The following is true: if $X$ does not jump by -1 and $\alpha\neq 0$ is an arbitrary complex number, then $$\mathcal{E}(X)^\alpha = \mathcal{E}(Y), $$ where $$Y = ((1+\mathrm{id})^\alpha-1)\circ X.$$ Here $f\circ X$ denotes the $f$-variation of $X$.

The function $f = (1+\mathrm{id})^\alpha-1$ is analytic at zero, hence for $X$ continuous one has by Émery's formula $$ Y = f'(0)\cdot X + \frac{1}{2}f''(0)\cdot [X,X].$$ For details see https://arxiv.org/abs/2006.11914.

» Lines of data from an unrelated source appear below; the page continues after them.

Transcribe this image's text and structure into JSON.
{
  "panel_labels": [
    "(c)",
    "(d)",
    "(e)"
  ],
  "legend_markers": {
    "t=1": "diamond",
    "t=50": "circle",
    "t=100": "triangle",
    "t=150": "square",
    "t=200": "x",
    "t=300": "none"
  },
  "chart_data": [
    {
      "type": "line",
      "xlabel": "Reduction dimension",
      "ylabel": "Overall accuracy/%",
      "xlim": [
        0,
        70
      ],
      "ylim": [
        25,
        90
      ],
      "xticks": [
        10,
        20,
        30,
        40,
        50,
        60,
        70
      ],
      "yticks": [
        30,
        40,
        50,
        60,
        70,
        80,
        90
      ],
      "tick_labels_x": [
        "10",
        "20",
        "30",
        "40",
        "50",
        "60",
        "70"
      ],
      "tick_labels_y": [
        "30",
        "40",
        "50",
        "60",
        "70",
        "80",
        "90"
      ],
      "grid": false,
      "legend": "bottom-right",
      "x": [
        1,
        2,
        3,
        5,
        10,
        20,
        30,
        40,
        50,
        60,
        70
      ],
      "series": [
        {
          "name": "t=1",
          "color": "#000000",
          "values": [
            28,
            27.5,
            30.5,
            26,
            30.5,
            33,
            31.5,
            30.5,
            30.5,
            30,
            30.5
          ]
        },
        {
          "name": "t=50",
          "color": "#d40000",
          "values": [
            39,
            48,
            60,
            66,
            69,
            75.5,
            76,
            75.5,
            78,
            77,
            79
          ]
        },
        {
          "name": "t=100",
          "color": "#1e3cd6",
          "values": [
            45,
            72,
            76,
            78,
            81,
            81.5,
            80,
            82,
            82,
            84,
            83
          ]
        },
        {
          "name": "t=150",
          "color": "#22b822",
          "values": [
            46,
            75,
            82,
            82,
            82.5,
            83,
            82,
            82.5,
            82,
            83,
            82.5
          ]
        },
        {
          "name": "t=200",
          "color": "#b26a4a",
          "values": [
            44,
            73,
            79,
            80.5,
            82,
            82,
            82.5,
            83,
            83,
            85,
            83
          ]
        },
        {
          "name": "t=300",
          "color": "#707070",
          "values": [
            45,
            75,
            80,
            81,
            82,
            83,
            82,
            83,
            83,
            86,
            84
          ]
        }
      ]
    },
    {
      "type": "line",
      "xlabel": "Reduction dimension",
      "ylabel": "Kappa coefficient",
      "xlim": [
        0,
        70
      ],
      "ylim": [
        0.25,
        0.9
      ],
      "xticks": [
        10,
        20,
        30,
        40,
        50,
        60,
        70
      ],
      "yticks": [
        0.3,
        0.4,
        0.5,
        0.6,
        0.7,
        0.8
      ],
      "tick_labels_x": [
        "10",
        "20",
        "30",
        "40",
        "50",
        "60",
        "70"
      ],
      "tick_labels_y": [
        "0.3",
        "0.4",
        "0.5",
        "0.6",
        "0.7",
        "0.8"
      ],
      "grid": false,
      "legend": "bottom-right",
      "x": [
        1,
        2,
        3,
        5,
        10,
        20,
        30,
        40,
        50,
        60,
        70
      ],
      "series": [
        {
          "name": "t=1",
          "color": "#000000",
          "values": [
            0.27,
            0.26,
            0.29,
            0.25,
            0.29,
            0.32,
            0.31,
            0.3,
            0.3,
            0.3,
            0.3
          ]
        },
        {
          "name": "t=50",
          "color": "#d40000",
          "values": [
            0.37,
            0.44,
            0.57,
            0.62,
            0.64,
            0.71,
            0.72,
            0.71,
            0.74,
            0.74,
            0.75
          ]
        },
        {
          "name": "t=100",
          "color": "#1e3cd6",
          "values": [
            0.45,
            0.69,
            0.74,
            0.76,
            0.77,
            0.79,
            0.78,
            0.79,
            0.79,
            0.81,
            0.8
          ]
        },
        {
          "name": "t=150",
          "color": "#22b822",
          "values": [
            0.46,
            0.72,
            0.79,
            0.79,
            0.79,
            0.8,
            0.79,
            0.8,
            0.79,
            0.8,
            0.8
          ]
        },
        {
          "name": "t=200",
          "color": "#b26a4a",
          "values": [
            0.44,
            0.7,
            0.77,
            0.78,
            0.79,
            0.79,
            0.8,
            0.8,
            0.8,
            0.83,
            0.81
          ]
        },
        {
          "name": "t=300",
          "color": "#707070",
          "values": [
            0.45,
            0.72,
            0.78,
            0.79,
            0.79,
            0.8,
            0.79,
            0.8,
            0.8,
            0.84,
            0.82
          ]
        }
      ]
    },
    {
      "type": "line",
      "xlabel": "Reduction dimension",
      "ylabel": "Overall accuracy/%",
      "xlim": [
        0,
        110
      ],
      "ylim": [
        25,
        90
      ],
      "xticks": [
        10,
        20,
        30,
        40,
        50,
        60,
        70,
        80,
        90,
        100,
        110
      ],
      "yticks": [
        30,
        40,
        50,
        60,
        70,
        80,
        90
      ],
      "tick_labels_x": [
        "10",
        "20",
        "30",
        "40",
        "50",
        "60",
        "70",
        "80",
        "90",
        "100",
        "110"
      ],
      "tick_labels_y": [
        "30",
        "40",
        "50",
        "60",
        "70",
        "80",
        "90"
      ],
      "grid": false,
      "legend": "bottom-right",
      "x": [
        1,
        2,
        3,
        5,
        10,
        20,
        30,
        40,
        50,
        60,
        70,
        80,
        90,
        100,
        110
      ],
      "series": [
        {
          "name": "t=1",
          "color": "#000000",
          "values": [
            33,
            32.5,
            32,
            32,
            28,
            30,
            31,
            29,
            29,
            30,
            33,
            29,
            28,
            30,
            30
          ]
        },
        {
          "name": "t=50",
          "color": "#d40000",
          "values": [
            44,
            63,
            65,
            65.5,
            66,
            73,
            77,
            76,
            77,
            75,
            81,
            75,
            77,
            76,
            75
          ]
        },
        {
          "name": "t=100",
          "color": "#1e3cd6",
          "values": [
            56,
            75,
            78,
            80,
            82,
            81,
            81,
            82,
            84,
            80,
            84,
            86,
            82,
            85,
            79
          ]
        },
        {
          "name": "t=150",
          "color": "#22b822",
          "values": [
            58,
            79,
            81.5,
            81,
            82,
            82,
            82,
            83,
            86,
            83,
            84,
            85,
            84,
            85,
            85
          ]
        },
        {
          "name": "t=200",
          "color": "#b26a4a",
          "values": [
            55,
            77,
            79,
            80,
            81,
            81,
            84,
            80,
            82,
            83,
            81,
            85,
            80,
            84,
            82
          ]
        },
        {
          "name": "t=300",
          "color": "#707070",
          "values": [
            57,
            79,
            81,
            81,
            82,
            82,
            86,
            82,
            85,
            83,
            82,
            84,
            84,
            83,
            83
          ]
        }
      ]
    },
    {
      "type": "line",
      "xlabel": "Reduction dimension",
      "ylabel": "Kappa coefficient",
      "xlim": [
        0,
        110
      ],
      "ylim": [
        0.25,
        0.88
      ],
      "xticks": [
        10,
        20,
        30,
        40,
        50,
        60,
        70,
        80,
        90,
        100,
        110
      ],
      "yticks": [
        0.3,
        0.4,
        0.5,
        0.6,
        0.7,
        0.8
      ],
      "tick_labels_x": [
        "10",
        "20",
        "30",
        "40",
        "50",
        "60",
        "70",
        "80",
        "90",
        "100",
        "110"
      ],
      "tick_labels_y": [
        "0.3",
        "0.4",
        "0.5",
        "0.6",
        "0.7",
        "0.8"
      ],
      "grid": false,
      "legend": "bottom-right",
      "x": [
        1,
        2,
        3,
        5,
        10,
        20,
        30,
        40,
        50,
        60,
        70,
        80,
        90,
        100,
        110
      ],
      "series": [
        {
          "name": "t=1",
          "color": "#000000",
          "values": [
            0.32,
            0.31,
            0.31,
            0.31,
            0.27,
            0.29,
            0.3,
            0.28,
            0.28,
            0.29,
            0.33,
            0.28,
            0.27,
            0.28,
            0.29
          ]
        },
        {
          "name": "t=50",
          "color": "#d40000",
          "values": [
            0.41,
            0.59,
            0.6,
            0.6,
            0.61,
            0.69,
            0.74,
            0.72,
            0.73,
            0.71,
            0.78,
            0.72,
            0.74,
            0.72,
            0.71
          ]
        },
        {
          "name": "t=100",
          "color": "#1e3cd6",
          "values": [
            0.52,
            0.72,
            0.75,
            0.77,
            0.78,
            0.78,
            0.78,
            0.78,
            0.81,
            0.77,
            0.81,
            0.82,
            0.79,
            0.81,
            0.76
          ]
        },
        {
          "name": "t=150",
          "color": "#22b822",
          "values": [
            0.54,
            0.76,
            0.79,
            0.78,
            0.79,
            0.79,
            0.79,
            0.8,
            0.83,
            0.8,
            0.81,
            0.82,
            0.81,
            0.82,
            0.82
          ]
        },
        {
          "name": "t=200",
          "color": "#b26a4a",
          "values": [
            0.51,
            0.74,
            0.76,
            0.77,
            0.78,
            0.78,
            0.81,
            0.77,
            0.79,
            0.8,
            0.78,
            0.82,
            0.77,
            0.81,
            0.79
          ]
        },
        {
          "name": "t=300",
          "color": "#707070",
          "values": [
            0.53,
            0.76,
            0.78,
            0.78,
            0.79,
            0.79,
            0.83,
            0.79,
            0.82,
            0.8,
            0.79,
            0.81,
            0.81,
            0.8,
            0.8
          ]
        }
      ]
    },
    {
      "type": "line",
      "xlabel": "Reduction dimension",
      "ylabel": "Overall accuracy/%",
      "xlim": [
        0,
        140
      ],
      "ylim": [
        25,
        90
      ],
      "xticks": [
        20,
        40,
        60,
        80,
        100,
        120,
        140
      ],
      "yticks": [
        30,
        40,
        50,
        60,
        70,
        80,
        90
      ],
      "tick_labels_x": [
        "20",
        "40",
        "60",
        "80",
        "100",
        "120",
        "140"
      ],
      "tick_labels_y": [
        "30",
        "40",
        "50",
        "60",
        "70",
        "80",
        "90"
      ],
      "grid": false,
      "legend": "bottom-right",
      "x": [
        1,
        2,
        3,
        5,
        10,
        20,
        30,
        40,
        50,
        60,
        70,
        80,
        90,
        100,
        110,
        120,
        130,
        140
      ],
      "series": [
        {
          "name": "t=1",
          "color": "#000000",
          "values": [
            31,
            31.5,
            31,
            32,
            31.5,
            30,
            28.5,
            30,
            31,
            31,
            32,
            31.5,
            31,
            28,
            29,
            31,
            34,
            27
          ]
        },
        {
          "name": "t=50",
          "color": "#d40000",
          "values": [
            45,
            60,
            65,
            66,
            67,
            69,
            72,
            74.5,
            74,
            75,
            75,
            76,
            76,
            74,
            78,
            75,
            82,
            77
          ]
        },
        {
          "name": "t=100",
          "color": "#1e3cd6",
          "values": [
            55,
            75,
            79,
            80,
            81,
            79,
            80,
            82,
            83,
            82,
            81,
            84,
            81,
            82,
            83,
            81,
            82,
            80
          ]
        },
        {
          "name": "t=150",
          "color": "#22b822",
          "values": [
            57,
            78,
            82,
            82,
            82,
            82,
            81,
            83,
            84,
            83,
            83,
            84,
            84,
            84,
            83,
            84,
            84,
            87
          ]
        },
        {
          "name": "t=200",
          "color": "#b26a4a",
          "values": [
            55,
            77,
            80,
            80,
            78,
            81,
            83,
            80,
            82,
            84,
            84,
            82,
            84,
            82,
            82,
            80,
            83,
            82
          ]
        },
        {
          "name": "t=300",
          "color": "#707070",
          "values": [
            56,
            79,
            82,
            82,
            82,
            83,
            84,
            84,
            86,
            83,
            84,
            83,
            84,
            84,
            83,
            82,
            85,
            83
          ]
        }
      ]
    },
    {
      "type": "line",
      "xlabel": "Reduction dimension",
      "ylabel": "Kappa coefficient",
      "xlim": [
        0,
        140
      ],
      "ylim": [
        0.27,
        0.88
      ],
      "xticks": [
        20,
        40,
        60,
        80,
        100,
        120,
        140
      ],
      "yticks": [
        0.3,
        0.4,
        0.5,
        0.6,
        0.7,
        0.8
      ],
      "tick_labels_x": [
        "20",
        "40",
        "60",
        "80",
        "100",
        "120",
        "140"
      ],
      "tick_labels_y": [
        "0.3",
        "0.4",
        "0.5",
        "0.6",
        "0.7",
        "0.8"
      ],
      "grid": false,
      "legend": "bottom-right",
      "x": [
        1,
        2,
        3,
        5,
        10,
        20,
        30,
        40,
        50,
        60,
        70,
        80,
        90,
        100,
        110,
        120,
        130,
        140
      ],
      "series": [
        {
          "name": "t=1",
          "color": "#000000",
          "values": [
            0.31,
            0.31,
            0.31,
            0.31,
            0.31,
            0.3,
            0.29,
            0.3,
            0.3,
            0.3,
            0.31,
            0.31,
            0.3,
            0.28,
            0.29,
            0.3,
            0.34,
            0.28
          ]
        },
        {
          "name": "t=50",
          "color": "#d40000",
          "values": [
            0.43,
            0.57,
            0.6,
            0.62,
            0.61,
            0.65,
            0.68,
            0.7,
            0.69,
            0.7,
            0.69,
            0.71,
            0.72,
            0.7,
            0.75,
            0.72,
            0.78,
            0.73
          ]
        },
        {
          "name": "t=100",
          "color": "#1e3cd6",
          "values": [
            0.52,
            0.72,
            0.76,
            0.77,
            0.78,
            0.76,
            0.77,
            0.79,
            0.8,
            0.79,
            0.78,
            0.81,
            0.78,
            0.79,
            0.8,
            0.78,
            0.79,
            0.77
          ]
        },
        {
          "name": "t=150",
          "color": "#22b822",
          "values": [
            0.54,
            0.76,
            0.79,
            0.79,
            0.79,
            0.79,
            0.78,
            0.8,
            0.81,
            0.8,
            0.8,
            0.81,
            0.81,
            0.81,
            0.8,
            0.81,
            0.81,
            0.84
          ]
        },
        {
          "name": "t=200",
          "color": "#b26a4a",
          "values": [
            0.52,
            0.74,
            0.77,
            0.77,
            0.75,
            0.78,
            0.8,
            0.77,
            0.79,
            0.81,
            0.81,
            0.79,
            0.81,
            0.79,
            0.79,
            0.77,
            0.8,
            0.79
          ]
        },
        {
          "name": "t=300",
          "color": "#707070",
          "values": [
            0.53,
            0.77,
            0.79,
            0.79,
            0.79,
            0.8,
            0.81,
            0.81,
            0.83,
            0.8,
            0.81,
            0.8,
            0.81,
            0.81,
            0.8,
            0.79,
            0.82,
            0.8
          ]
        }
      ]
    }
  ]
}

You can also do this by hand, write down the Ito formula for $Z=\mathcal{E}(X)^\alpha$ and observe that it gives $dZ_t = Z_t dY_t$ with $Z_0=1$. Hence $Z=\mathcal{E}(Y)$.


Recall that for a continuous semimartingale $Z_t$ that starts at zero, its Doléans-Dade exponential is given by $$\mathcal{E}(Z)_t = \exp \left( Z_t - \frac{1}{2}\left\langle Z \right\rangle_t \right)$$

Thus, for $X$, we have $$\mathcal{E}(X)_t^n = \exp \left( nX_t - \frac{1}{2}n\left\langle X\right\rangle_t \right)$$

Now, note that $\left\langle Y \right\rangle_t = \left\langle nX \right\rangle_t = n^2\left\langle X \right\rangle_t$, since the second term in the definition of $Y$ is of locally bounded variation. Thus, $$ \begin{align*} \mathcal{E}(Y)_t &= \exp \left( nX_t + \frac{1}{2}n(n-1)\left\langle X \right\rangle_t - \frac{1}{2}n^2\left\langle X \right\rangle_t\right) \\ &= \exp \left( nX_t - \frac{1}{2}n\left\langle X \right\rangle_t\right) \\ &= \mathcal{E}(X)_t^n \end{align*}$$ As desired.